Teens speak out about substance abuse problems in Beaufort County

sbowman@beaufortgazette.comMay 19, 2014 

There is a substance abuse problem among youth in Beaufort County, say law enforcement, educators and teens themselves.

But before it can be fixed, it must be acknowledged and understood.

That's the biggest part of the problem, teens say. It isn't seen as a problem -- instead, using and abusing drugs and alcohol is seen more as the norm.

"It's become such a normal thing in our community, and it's a normal thing to come up in conversation," said Lindsey Neville, a student at Hilton Head Island High School. "That's one of the reasons why people find it so easy to begin doing these things, because everyone talks about it, so it just seems so normal now."

But Neville -- along with 13 of her peers and many parents, business people and community members in Hilton Head and Bluffton -- are trying to raise awareness about the problem and address it.

On Monday night, the LowCountry Alliance for Healthy Youth hosted a town hall meeting, sponsored by the Substance Abuse and Mental Health Services Administration, to educate the community and hear directly from students.

A panel of experts, including a pediatrician, attorney and a drug enforcement agent with the Beaufort County Sheriff's Office, also spoke about the health and legal consequences of substance abuse.

Teen alcohol and drug abuse is the No. 1 health risk facing the country's youth today, according to the substance abuse administration.

Hilton Head High had a drug problem earlier this year involving Xanax, a prescription narcotic used to manage anxiety, and Coricidin, an over-the-counter cold-and-cough medicine.

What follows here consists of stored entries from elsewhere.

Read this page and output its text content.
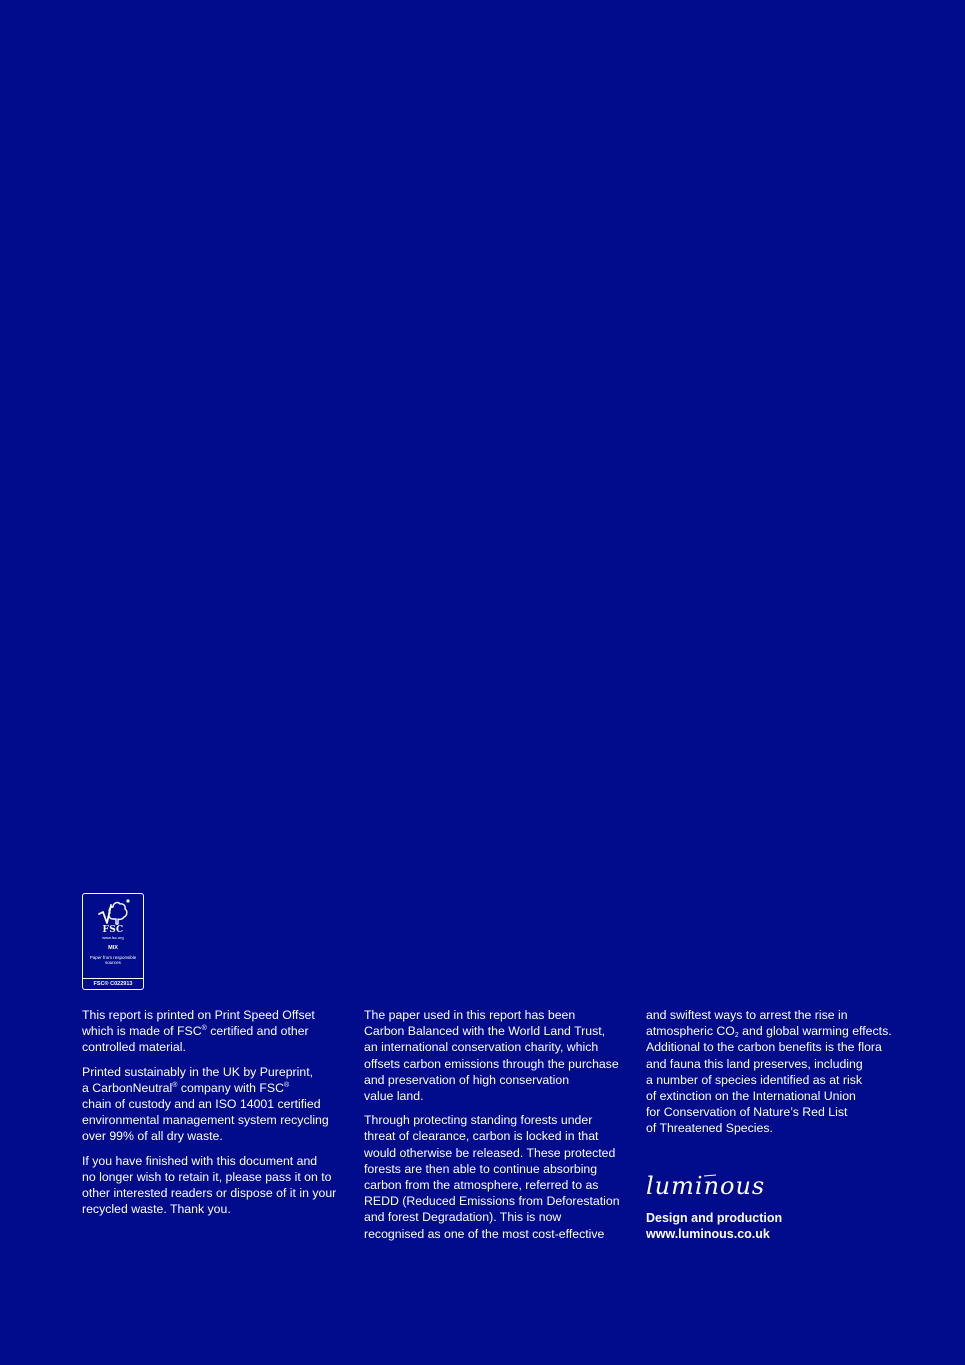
FSC
www.fsc.org
MIX
Paper from responsible sources
FSC® C022913

This report is printed on Print Speed Offset
which is made of FSC® certified and other
controlled material.

Printed sustainably in the UK by Pureprint,
a CarbonNeutral® company with FSC®
chain of custody and an ISO 14001 certified
environmental management system recycling
over 99% of all dry waste.

If you have finished with this document and
no longer wish to retain it, please pass it on to
other interested readers or dispose of it in your
recycled waste. Thank you.

The paper used in this report has been
Carbon Balanced with the World Land Trust,
an international conservation charity, which
offsets carbon emissions through the purchase
and preservation of high conservation
value land.

Through protecting standing forests under
threat of clearance, carbon is locked in that
would otherwise be released. These protected
forests are then able to continue absorbing
carbon from the atmosphere, referred to as
REDD (Reduced Emissions from Deforestation
and forest Degradation). This is now
recognised as one of the most cost-effective

and swiftest ways to arrest the rise in
atmospheric $CO_2$ and global warming effects.
Additional to the carbon benefits is the flora
and fauna this land preserves, including
a number of species identified as at risk
of extinction on the International Union
for Conservation of Nature’s Red List
of Threatened Species.

luminous
Design and production
www.luminous.co.uk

Principal Amanda O'Nan said paramedics had to be called to the campus several times to help students who mixed the drugs. However, since taking a head-on approach, the school has not experienced any recent cases, O'Nan said.

No other incidents involving those drugs were found at the other schools, Beaufort County Sheriff P.J. Tanner has said.

Many students at Monday's meeting said making sure adults are aware of the situation and are setting good examples is key. The easy access to drugs and alcohol by young people also needs to be addressed, the teens said.

"Our culture is so accepting of this, and it's easily accessible," said Christian Hamby, a senior at Hilton Head Christian Academy. "It is definitely a big, growing issue and I myself have faced it, but if we really address this as a community, we can do it."

At the meeting, the town of Bluffton and the Town of Hilton Head presented proclamations recognizing May 19 as "Underage Drinking Prevention Day" in the area.

Phyllis Neville, board chair for the alliance, said the group also is working to create a youth branch of the coalition. Students talking to their peers is what ultimately will make a difference, she said.

"It takes someone to step up and be a leader, not a follower," Hilton Head High student Clyde Blake said.